2. Consolidate your redirects and mapping

  • It’s essential that you crawl every page of your site – map-out the titles, the H1s, the meta-descriptions and really get a feel for your site. You can then use this insight to dictate your new site structure.
  • Check for old subdomains and orphan pages.
  • Create a detailed redirect map with old and new URLs.
  • Every page matters – especially the priority ones.
  • If you’re in pre-build phase – review the theming and internal linking.
  • Record external backlinks – especially those that generate valuable referral traffic.
  • Test thoroughly in staging and after launch.

Not crawling your site efficiently can result in a rise in soft 404s.

This is a multi-billion pound company which will have lost millions of pounds as a result of:

  • Pages still being indexed in the SERPs post-migration
  • Highly inappropriate redirects
  • A substantial number of pages 302 redirecting to the homepage

This could have been avoided if this company had only audited its site to determine appropriate redirects. Regaining authority following these 404s will take a long time.

3. Use visibility data

Your visibility data holds everything together and acts as damage limitation during your site migration. You should, therefore, use it to:

  • Benchmark visibility performance pre-migration.
  • Record rankings and traffic from start to finish.
  • Look for opportunities to improve ranking. For example, define pages which are currently returning below the fold on page one, and optimise them as you migrate.
  • Determine the current extent of conflict. For example, if there’s conflict between a group of URLs, fix it before migrating.
  • Determine which competitors are performing better, and why.
  • Find/modify existing redirects to avoid chains.
  • Use daily data! Monitor the migratory window with daily SEO tracking – you can’t afford to wait a week for that report! A SEO platform like Pi can offer this type of granular tracking, to help you immediately identify any performance issues during the website migration process.

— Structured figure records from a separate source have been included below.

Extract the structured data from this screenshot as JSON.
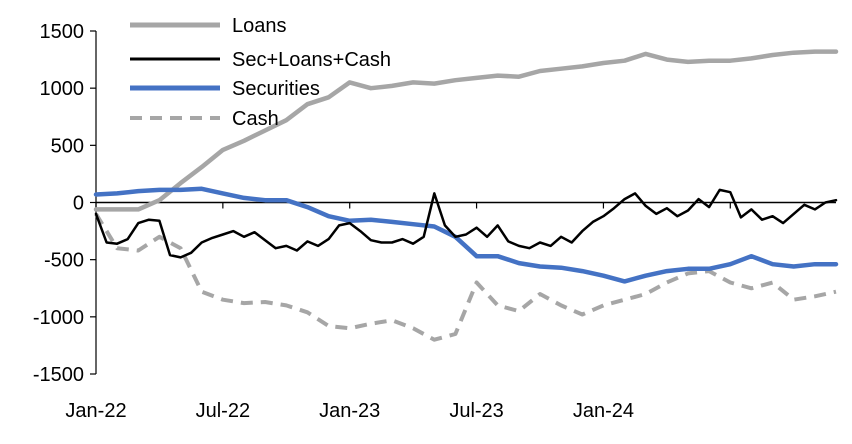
{
  "chart_data": {
    "type": "line",
    "title": "",
    "xlabel": "",
    "ylabel": "",
    "x_tick_labels": [
      "Jan-22",
      "Jul-22",
      "Jan-23",
      "Jul-23",
      "Jan-24"
    ],
    "y_tick_labels": [
      "1500",
      "1000",
      "500",
      "0",
      "-500",
      "-1000",
      "-1500"
    ],
    "ylim": [
      -1500,
      1500
    ],
    "grid": false,
    "legend_position": "top-left",
    "x_unit": "months since Jan-22",
    "series": [
      {
        "name": "Loans",
        "color": "#A6A6A6",
        "style": "solid",
        "x": [
          0,
          1,
          2,
          3,
          4,
          5,
          6,
          7,
          8,
          9,
          10,
          11,
          12,
          13,
          14,
          15,
          16,
          17,
          18,
          19,
          20,
          21,
          22,
          23,
          24,
          25,
          26,
          27,
          28,
          29,
          30,
          31,
          32,
          33,
          34,
          35
        ],
        "values": [
          -60,
          -60,
          -60,
          20,
          170,
          310,
          460,
          540,
          630,
          720,
          860,
          920,
          1050,
          1000,
          1020,
          1050,
          1040,
          1070,
          1090,
          1110,
          1100,
          1150,
          1170,
          1190,
          1220,
          1240,
          1300,
          1250,
          1230,
          1240,
          1240,
          1260,
          1290,
          1310,
          1320,
          1320
        ]
      },
      {
        "name": "Sec+Loans+Cash",
        "color": "#000000",
        "style": "solid",
        "x": [
          0,
          0.5,
          1,
          1.5,
          2,
          2.5,
          3,
          3.5,
          4,
          4.5,
          5,
          5.5,
          6,
          6.5,
          7,
          7.5,
          8,
          8.5,
          9,
          9.5,
          10,
          10.5,
          11,
          11.5,
          12,
          12.5,
          13,
          13.5,
          14,
          14.5,
          15,
          15.5,
          16,
          16.5,
          17,
          17.5,
          18,
          18.5,
          19,
          19.5,
          20,
          20.5,
          21,
          21.5,
          22,
          22.5,
          23,
          23.5,
          24,
          24.5,
          25,
          25.5,
          26,
          26.5,
          27,
          27.5,
          28,
          28.5,
          29,
          29.5,
          30,
          30.5,
          31,
          31.5,
          32,
          32.5,
          33,
          33.5,
          34,
          34.5,
          35
        ],
        "values": [
          -100,
          -350,
          -360,
          -320,
          -180,
          -150,
          -160,
          -460,
          -480,
          -440,
          -350,
          -310,
          -280,
          -250,
          -300,
          -260,
          -330,
          -400,
          -380,
          -420,
          -340,
          -380,
          -320,
          -200,
          -180,
          -250,
          -330,
          -350,
          -350,
          -320,
          -360,
          -300,
          80,
          -200,
          -300,
          -280,
          -220,
          -300,
          -200,
          -340,
          -380,
          -400,
          -350,
          -380,
          -300,
          -350,
          -250,
          -170,
          -120,
          -50,
          30,
          80,
          -30,
          -100,
          -50,
          -120,
          -70,
          30,
          -40,
          110,
          90,
          -130,
          -60,
          -150,
          -120,
          -180,
          -100,
          -20,
          -60,
          0,
          20
        ]
      },
      {
        "name": "Securities",
        "color": "#4472C4",
        "style": "solid",
        "x": [
          0,
          1,
          2,
          3,
          4,
          5,
          6,
          7,
          8,
          9,
          10,
          11,
          12,
          13,
          14,
          15,
          16,
          17,
          18,
          19,
          20,
          21,
          22,
          23,
          24,
          25,
          26,
          27,
          28,
          29,
          30,
          31,
          32,
          33,
          34,
          35
        ],
        "values": [
          70,
          80,
          100,
          110,
          110,
          120,
          80,
          40,
          20,
          20,
          -40,
          -120,
          -160,
          -150,
          -170,
          -190,
          -210,
          -300,
          -470,
          -470,
          -530,
          -560,
          -570,
          -600,
          -640,
          -690,
          -640,
          -600,
          -580,
          -580,
          -540,
          -470,
          -540,
          -560,
          -540,
          -540
        ]
      },
      {
        "name": "Cash",
        "color": "#A6A6A6",
        "style": "dashed",
        "x": [
          0,
          1,
          2,
          3,
          4,
          5,
          6,
          7,
          8,
          9,
          10,
          11,
          12,
          13,
          14,
          15,
          16,
          17,
          18,
          19,
          20,
          21,
          22,
          23,
          24,
          25,
          26,
          27,
          28,
          29,
          30,
          31,
          32,
          33,
          34,
          35
        ],
        "values": [
          -100,
          -400,
          -420,
          -300,
          -400,
          -780,
          -850,
          -880,
          -870,
          -900,
          -960,
          -1080,
          -1100,
          -1060,
          -1030,
          -1100,
          -1200,
          -1150,
          -700,
          -900,
          -950,
          -800,
          -900,
          -980,
          -900,
          -850,
          -800,
          -700,
          -620,
          -600,
          -700,
          -750,
          -700,
          -850,
          -820,
          -780
        ]
      }
    ]
  }
}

4. Make sure there’s a project owner

Without a clear line of authority to reaffirm the importance of the other 4 steps, a migration will go off-track, resulting in that dreaded drop.

  • Give one person responsibility and authority to run the migration.
  • Involve them throughout the project to ensure they grasp the architecture and the quirks of the site.
  • Empower them to make and enforce decisions.

5. Prevent the staging site from being revealed

Your stage site is an exact duplicate of your live site post-migration, and is therefore very likely to conflict with it, if let loose in the search engines. It’s vital that the pre-live site is kept under wraps!

Remember that robots.txt only blocks crawling, NOT indexing – don’t accidentally release your pre-live stage site!

Did you know?

Even if a stage URL is shared privately in Gmail, Google may well still index the site via this medium. This is based on what we’ve seen at Pi previously with our own clients.

Here’s some tips to avoid leaking your stage site:
– Use IP whitelisting
– Make logging in a requirement
– Add noindex tags to the <head> of each page

SEO should be the cornerstone of any website migration

SEO is not the icing on the cake – it’s a key ingredient. You can’t just “SEO” your migration retrospectively – the damage will already have been done to your visibility!

Don’t always believe the ‘Old migratory myth’ and don’t accept that you will incur a loss in traffic before you’ve already begun!

See your website migration as an opportunity, optimise throughout and utilise data before, during and after, to achieve the best results.